One thing I'm really peculiar about. I don't like to be seen getting out of a car. Because my legs and feet work differently than those of others, I have a convoluted way of exiting vehicles. I know it's graceless and I know it's awkward but I also know that it works surprisingly well. I have found that people outright stare at me while I perform my own little bit of personal gymnastics. They don't even attempt to conceal their odd interest. I get the sense of what it must have been like to be gawked at by those paying a nickle to see 'difference' in canvas tents at carnivals. It's, to me, personally painful.
It's one of those things I mentioned to Joe early on into my disability. After mentioning it, he also noticed the 'sideshow' mentality of those nearby. Without really talking much about it we've developed a kind of tag team effort to keep me safe and to frustrate the onlookers. If there is anyone around, Joe opens the door and then places himself as a block to the view of onlookers. Most of them don't have the moxie to then move around to get a better view of the 'event'.
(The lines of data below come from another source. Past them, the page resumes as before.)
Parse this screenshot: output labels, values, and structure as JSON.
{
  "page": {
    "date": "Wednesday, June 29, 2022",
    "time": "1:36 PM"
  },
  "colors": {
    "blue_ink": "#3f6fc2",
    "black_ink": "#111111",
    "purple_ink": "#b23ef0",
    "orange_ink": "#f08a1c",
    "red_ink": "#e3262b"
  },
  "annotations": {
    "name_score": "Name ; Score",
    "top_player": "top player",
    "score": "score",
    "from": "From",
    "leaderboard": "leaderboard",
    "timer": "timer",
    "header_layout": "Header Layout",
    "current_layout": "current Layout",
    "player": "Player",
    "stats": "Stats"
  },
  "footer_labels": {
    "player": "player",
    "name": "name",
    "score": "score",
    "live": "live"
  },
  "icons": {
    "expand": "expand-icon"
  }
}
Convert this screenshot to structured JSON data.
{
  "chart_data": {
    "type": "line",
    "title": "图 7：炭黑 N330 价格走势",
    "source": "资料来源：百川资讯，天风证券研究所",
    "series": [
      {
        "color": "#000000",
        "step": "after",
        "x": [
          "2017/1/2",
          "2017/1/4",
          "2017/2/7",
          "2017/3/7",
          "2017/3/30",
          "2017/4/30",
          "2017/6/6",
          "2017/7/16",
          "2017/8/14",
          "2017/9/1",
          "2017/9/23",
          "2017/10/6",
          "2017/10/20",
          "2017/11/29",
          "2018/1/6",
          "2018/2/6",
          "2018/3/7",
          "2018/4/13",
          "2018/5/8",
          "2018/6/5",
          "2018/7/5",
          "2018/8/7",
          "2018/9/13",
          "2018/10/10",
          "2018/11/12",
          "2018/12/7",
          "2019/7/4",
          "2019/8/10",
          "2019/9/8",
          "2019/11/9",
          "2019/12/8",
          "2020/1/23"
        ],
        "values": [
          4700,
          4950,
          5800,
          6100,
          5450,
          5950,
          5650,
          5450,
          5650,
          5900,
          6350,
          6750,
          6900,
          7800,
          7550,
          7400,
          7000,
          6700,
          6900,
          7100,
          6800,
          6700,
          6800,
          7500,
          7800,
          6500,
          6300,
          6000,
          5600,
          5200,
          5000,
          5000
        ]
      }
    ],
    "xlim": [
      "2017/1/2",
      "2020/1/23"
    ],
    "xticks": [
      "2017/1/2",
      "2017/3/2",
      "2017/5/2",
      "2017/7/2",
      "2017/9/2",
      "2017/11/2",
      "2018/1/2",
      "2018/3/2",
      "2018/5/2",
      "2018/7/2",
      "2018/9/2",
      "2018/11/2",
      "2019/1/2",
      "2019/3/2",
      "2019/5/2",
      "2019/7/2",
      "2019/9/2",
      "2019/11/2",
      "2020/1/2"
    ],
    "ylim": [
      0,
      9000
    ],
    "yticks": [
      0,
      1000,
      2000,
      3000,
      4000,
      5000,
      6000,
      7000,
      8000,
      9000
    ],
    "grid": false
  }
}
I appreciate this more than I can say. Though I am not ashamed of my disability, I also do not want to live my life on display. Though I am not ashamed of moving differently, I do not want to perform for the interest of otherwise bored eyes. I like my privacy. I like being able to be different and unseen at the same time. I like to be seen on my terms, not to be defined on 'others'.
Getting out of a car.
Before I became a disabled guy, it was something I never thought about.
After becoming disabled, it's become something different. Something political. Something defiant.
It's like there is new meaning to movement. New meaning to what was once ordinary.
Disability - discover the nature of the new you, discover the nature of the cold stare.